Lait : collecte en hausse en 2025, mais bio et commerce extérieur sous pression
La collecte laitière française repart à la hausse en 2025, tirée par le conventionnel. Mais le recul du bio, la dégradation du commerce extérieur et la baisse attendue des prix en 2026 assombrissent les perspectives.
Une collecte en reprise, portée par le lait conventionnel
La collecte de lait française atteint 24,2 Mt en 2025, en hausse de 2,2 % sur un an, selon l’Idele. Cette progression repose principalement sur le lait conventionnel (+2,6 %), tandis que le bio poursuit son repli.

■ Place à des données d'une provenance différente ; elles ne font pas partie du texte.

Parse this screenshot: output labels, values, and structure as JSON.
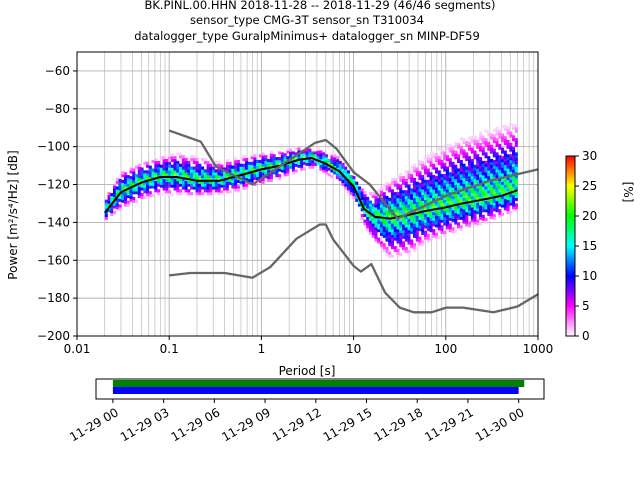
{
  "chart_data": [
    {
      "type": "heatmap",
      "title_lines": [
        "BK.PINL.00.HHN   2018-11-28 -- 2018-11-29  (46/46 segments)",
        "sensor_type CMG-3T sensor_sn T310034",
        "datalogger_type GuralpMinimus+ datalogger_sn MINP-DF59"
      ],
      "xlabel": "Period [s]",
      "ylabel": "Power [m²/s⁴/Hz] [dB]",
      "xscale": "log",
      "xlim": [
        0.01,
        1000
      ],
      "ylim": [
        -200,
        -50
      ],
      "xticks": [
        0.01,
        0.1,
        1,
        10,
        100,
        1000
      ],
      "xtick_labels": [
        "0.01",
        "0.1",
        "1",
        "10",
        "100",
        "1000"
      ],
      "yticks": [
        -200,
        -180,
        -160,
        -140,
        -120,
        -100,
        -80,
        -60
      ],
      "ytick_labels": [
        "−200",
        "−180",
        "−160",
        "−140",
        "−120",
        "−100",
        "−80",
        "−60"
      ],
      "grid": true,
      "colorbar": {
        "label": "[%]",
        "range": [
          0,
          30
        ],
        "ticks": [
          0,
          5,
          10,
          15,
          20,
          25,
          30
        ],
        "tick_labels": [
          "0",
          "5",
          "10",
          "15",
          "20",
          "25",
          "30"
        ],
        "colors": [
          "#ffffff",
          "#ff00ff",
          "#0000ff",
          "#00ffff",
          "#00ff00",
          "#ffff00",
          "#ff0000"
        ]
      },
      "series": [
        {
          "role": "mean",
          "color": "#000000",
          "x": [
            0.02,
            0.03,
            0.05,
            0.08,
            0.12,
            0.2,
            0.35,
            0.6,
            1,
            1.6,
            2.5,
            3.5,
            5,
            7,
            10,
            13,
            17,
            25,
            40,
            60,
            100,
            150,
            250,
            400,
            600
          ],
          "y": [
            -135,
            -124,
            -119,
            -116,
            -116,
            -118,
            -118,
            -115,
            -112,
            -110,
            -107,
            -106,
            -109,
            -113,
            -121,
            -133,
            -137,
            -138,
            -136,
            -134,
            -132,
            -130,
            -128,
            -126,
            -123
          ]
        },
        {
          "role": "noise-model-high",
          "color": "#666666",
          "x": [
            0.1,
            0.22,
            0.32,
            0.8,
            3.8,
            5,
            6.5,
            10,
            15,
            30,
            100,
            300,
            1000
          ],
          "y": [
            -91.5,
            -97.4,
            -110.5,
            -120,
            -98,
            -96.5,
            -101,
            -113.5,
            -120,
            -138,
            -126,
            -118,
            -112
          ]
        },
        {
          "role": "noise-model-low",
          "color": "#666666",
          "x": [
            0.1,
            0.17,
            0.4,
            0.8,
            1.24,
            2.4,
            4.3,
            5,
            6,
            10,
            12,
            15.6,
            21.9,
            31.6,
            45,
            70,
            101,
            154,
            328,
            600,
            1000
          ],
          "y": [
            -168,
            -166.7,
            -166.7,
            -169.2,
            -163.7,
            -148.6,
            -141.1,
            -141.1,
            -149,
            -163,
            -166,
            -162,
            -177,
            -185,
            -187.5,
            -187.5,
            -185,
            -185,
            -187.5,
            -184.4,
            -178
          ]
        }
      ],
      "density_bands": [
        {
          "x": [
            0.02,
            0.03,
            0.05,
            0.08,
            0.12,
            0.2,
            0.35,
            0.6,
            1,
            1.6,
            2.5,
            3.5,
            5,
            7,
            10,
            13,
            17,
            25,
            40,
            60,
            100,
            150,
            250,
            400,
            600
          ],
          "center": [
            -135,
            -124,
            -119,
            -116,
            -116,
            -118,
            -118,
            -115,
            -112,
            -110,
            -107,
            -106,
            -109,
            -113,
            -121,
            -133,
            -137,
            -138,
            -136,
            -134,
            -132,
            -130,
            -128,
            -126,
            -123
          ],
          "upper": [
            -128,
            -114,
            -109,
            -106,
            -104,
            -106,
            -109,
            -106,
            -104,
            -103,
            -101,
            -101,
            -103,
            -106,
            -113,
            -124,
            -125,
            -118,
            -112,
            -106,
            -100,
            -96,
            -93,
            -90,
            -88
          ],
          "lower": [
            -140,
            -134,
            -129,
            -126,
            -126,
            -127,
            -126,
            -124,
            -121,
            -118,
            -114,
            -112,
            -115,
            -120,
            -128,
            -142,
            -152,
            -160,
            -158,
            -152,
            -148,
            -145,
            -142,
            -138,
            -135
          ]
        }
      ]
    },
    {
      "type": "timeline",
      "xlim": [
        "2018-11-28 23:00",
        "2018-11-30 01:30"
      ],
      "tick_labels": [
        "11-29 00",
        "11-29 03",
        "11-29 06",
        "11-29 09",
        "11-29 12",
        "11-29 15",
        "11-29 18",
        "11-29 21",
        "11-30 00"
      ],
      "bars": [
        {
          "role": "data-segments",
          "color": "#008000",
          "start": "2018-11-29 00:00",
          "end": "2018-11-30 00:20"
        },
        {
          "role": "psd-segments",
          "color": "#0000ff",
          "start": "2018-11-29 00:00",
          "end": "2018-11-30 00:00"
        }
      ]
    }
  ]
}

La collecte de lait biologique tombe à 1,13 milliard de litres, soit 4,8 % du total, contre 5,1 % en 2024. Elle enregistre une troisième année consécutive de baisse (-4,7 %), dans un contexte de déconversions qui se poursuivent, avec 3 600 livreurs recensés, contre 4 300 au pic de 2022.
Côté prix, le lait standard s’établit en moyenne à 486 €/1 000 litres départ ferme, tandis que le prix réellement payé aux producteurs atteint 515 €/1 000 litres, en hausse de 26 € sur un an. En bio, le prix progresse également, à 511 €/1 000 litres (+4,2 %).
Consommation stable, mais recomposition des produits
En France, la consommation de produits laitiers reste globalement stable en volume en 2025 (+0,17 %), avec une hausse en valeur (+1,79 %).
Dans le détail, les produits frais progressent : yaourts (+3,6 %), fromages frais (+2,3 %) et fromages libre-service (+2,1 %). À l’inverse, le lait liquide (-2,7 %), le beurre (-1,3 %) et les desserts lactés reculent.
Les fabrications suivent ces évolutions. Les fromages restent le premier débouché du lait français (32 % des volumes), devant le beurre et les ingrédients secs (19 % chacun), tous deux en progression. À l’inverse, la production de lait de consommation recule nettement (-5 %).
Un excédent commercial en nette dégradation
À l’export, la France enregistre une progression en valeur (+2,1 %, à 10,4 Md€), mais cette dynamique est largement dépassée par la hausse des importations (+13,7 %, à 7,5 Md€).
Résultat : l’excédent commercial se replie fortement, à 2,88 Md€, contre 3,39 Md€ en 2024 (-19 %). Les soldes en beurre (-53 %) et en fromages (-19 %) sont particulièrement affectés.
Dans le détail, les exportations de crème et de poudres grasses reculent fortement (environ -20 % en volume), tout comme celles de lait liquide. À l’inverse, les fromages (+2 % en volume, +4 % en valeur) et les laits infantiles (+7 % en volume) tirent leur épingle du jeu.
Les importations françaises, en hausse de 4,4 % en volume, proviennent à 90 % de l’Union européenne, principalement des Pays-Bas, de l’Allemagne et de l’Italie.
À l’échelle européenne, la collecte progresse également en 2025 (+1,8 %, à 147 Mt), avec des hausses dans les principaux pays producteurs.
Mais cette dynamique s’inscrit dans un contexte de baisse continue du cheptel, pour la dixième année consécutive. En France, celui-ci recule de 2,5 % pour atteindre 3 millions de têtes.
Les prix du lait restent globalement orientés à la hausse en Europe en 2025 (525 €/t en moyenne, +8 %), avec de fortes disparités entre pays, les éleveurs italiens étant les mieux rémunérés.
Des perspectives 2026 orientées à la baisse
Pour 2026, l’Idele anticipe une poursuite de la baisse du cheptel, en France comme en Europe. Si la collecte pourrait rester globalement soutenue, elle pourrait être perturbée au printemps par les conséquences sanitaires de la FCO.
Surtout, la tendance est à la baisse des prix du lait, dans un contexte de surproduction fin 2025-début 2026. Les incertitudes sanitaires et géopolitiques devraient également peser sur les échanges, avec des exportations européennes attendues en léger recul.